The Democrats have their own history of playing “hardball” on judicial nominations. But recent GOP actions represent a further escalation of this longstanding conflict, one exacerbated by Republican willingness to override their own principles whenever convention.
But should the Democrats’ respond with court-packing, they would make a bad situation even worse. Any successful Democratic court-packing plan would be met with retaliation in kind the next time Republicans controlled the White House and Congress simultaneously.
And the same thing would happen in the future, any time either party gets the chance. As Democratic presidential candidate Joe Biden put it last year: “We add three justices. Next time around, we lose control, they add three justices. We begin to lose any credibility the court has at all.”
Over time, the Court will lose all ability to act as an effective check on the party in power, as that party can always resort to further packing to override adverse court decisions.
Those who think that court-packing is preferable to having a court with an ideologically inimical majority would do well to remember that the destruction of judicial review by court packing is a standard tool of authoritarian populists seeking to undermine liberal democracy, recently used in such countries as Hungary, Turkey and Venezuela.

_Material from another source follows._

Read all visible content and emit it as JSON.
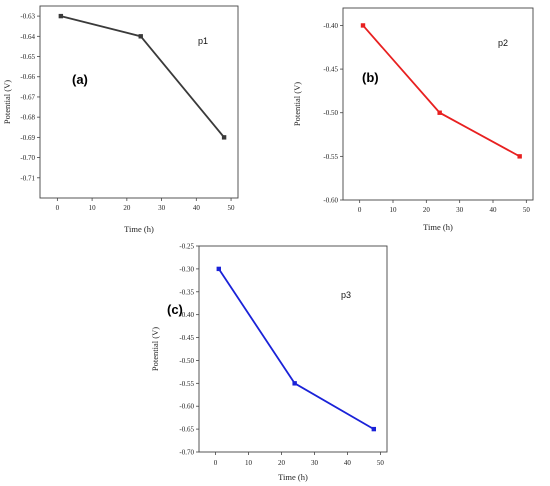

Liberal and conservative justices differ on many issues. But they are often united on such key principles as protecting freedom of opposition speech, constraining invidious discrimination against minorities and limiting breaches of separation of powers, among others.
Conservative judges have helped overturn Trump administration abuses of power on freedom of speech, federal coercion of sanctuary cities, attempts to repeal DACA and other issues. For their part, liberal Supreme Court justices helped curb the Obama administration on property rights and religious freedom, among other cases.
Too often, judges are not as tough as they should be in reviewing policies favored by “their” side of the political spectrum. But they still play a valuable role in constraining the other branches of government.
Destroying judicial review through court-packing would leave both right and left worse off, exposing their rights to unconstrained abuse whenever their opponents are in power.
Fortunately, there is a way this prospect might yet be avoided. Key GOP senators can agree not to vote on a nominee until after inauguration and key Democrats (enough to block court-packing) can commit to opposing court-packing for a long period of time (perhaps 10 years).
Two have already expressed opposition to confirming a nominee before then, and two more could potentially do so if they get the reciprocal concession of a guarantee against court-packing.
In that event, they can forestall accusations of betrayal by pointing out that they have secured a deal that guarantees at least a 5-4 conservative majority on the Court for some years to come. By contrast, in the absence of a deal, any conservative majority will remain vulnerable to reversal by court-packing.
On the Democratic side, key moderate senators will have incentives to keep their end of the bargain, because they already dislike court-packing (which is unpopular, and would likely become more so after a deal).
The same goes for Joe Biden, should he become president. He too has expressed opposition to court-packing in the past, and in the aftermath of a deal would have every reason not to spend valuable political capital fighting for it at a time when he would have many other fish to fry.
Our highly polarized political system makes beneficial compromise very difficult. But this deal can give key senators a rare opportunity to do well by doing good.